Tooze does a good job of putting the Clinton-Obama policies in a good light. There is little question that many US jobs were exported to China, and that economic pain was enough to stimulate the surge of populism that placed Trump in the White House via the archaic Electoral College. But there were other ways the US could have address that economic pain.
“Thanks to the painstaking work of labour economists we can trace, county by county, the impact of Chinese imports and the loss of factory jobs across the US. The evidence of the shock is clear enough, but so too are its modest proportions. High-side estimates put the total number of jobs lost in the US because of Chinese imports at 2.5 million, which is little more than 2 per cent of the workforce. To describe this as ‘American carnage’ is a dramatic rhetorical inflation. The significant fact, though, is that 2.5 million amounts to 20 per cent of the manufacturing labour force. These were the fabled well-paid manual jobs that stand for the vanished American dream of blue-collar prosperity.
“Given the resources of American government, a shock on this scale could have been cushioned through spending on welfare, education, reinvestment and relocation. But that would have required creative politics, which is precisely what has been obstructed by the Republicans. Instead the problem wasn’t addressed, unleashing a pervasive status anxiety among lower-middle-class and working-class white Americans, especially men. It was in the counties where the highest number of jobs were lost because of the China shock that Trump scored best in the 2016 election. There wasn’t a huge national swing in electoral terms, any more than the China shock was a huge national labour market crisis. But thanks to the rickety construction of America’s 18th-century constitution, all that Trump needed to do to win the presidency was exploit a series of concentrated local crises.”
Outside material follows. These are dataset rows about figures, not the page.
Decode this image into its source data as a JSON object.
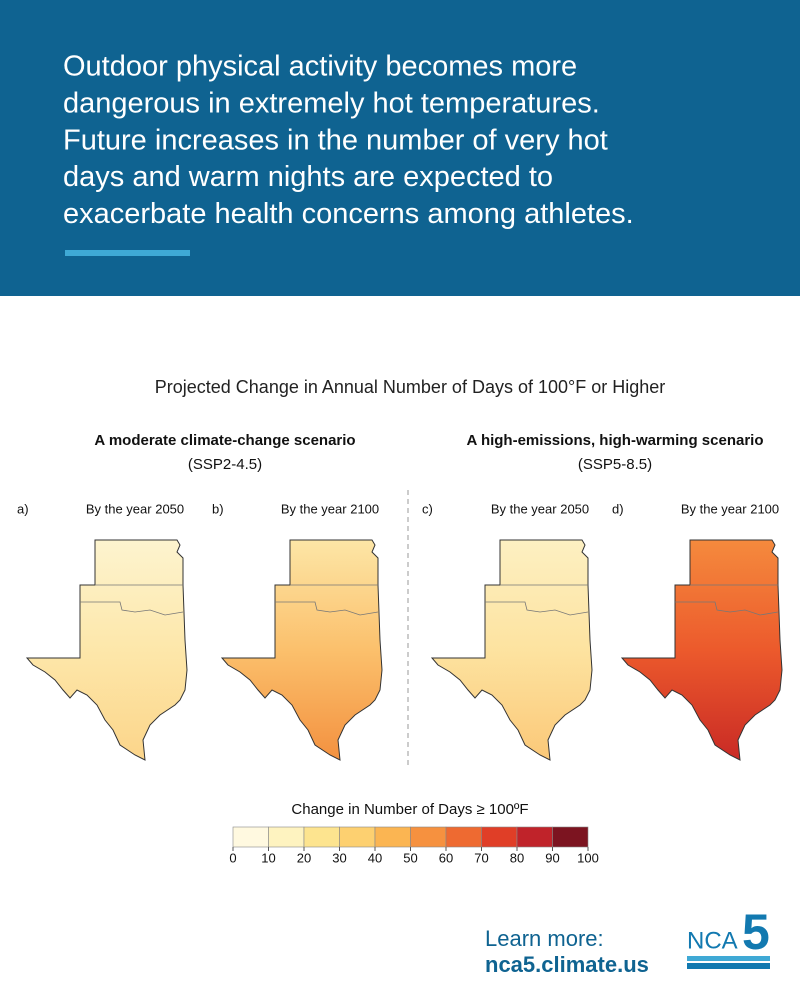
{
  "header": {
    "lines": [
      "Outdoor physical activity becomes more",
      "dangerous in extremely hot temperatures.",
      "Future increases in the number of very hot",
      "days and warm nights are expected to",
      "exacerbate health concerns among athletes."
    ]
  },
  "figure": {
    "title": "Projected Change in Annual Number of Days of 100°F or Higher",
    "scenarios": [
      {
        "name": "A moderate climate-change scenario",
        "code": "(SSP2-4.5)"
      },
      {
        "name": "A high-emissions, high-warming scenario",
        "code": "(SSP5-8.5)"
      }
    ],
    "panels": [
      {
        "letter": "a)",
        "label": "By the year 2050",
        "fill": [
          "#fdf4cf",
          "#fde7aa",
          "#fcd58a"
        ]
      },
      {
        "letter": "b)",
        "label": "By the year 2100",
        "fill": [
          "#fde6a6",
          "#fbc06c",
          "#f39140"
        ]
      },
      {
        "letter": "c)",
        "label": "By the year 2050",
        "fill": [
          "#fdf0c2",
          "#fde3a0",
          "#fbc878"
        ]
      },
      {
        "letter": "d)",
        "label": "By the year 2100",
        "fill": [
          "#f58a3d",
          "#ec5a2c",
          "#c92a25"
        ]
      }
    ],
    "legend": {
      "title": "Change in Number of Days ≥ 100ºF",
      "ticks": [
        0,
        10,
        20,
        30,
        40,
        50,
        60,
        70,
        80,
        90,
        100
      ],
      "colors": [
        "#fff9e0",
        "#fef3c0",
        "#fde48f",
        "#fdd070",
        "#fbb552",
        "#f6913f",
        "#ee6a31",
        "#e03e27",
        "#c0232a",
        "#7c1420"
      ]
    }
  },
  "footer": {
    "prompt": "Learn more:",
    "url": "nca5.climate.us"
  },
  "logo": {
    "name": "NCA",
    "digit": "5"
  }
}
The danger of the Trump China policy is that it has raised military tensions in the South China Sea, over Taiwan, over the products of Huawei, and the human rights of people in Hong Kong, Tibet, and Xinjiang. If President Trump is not re-elected in November, then the first order of business for the Biden Administration is to return to the process of encouraging the Chinese to support the multilateral institutions of the post-1945 world.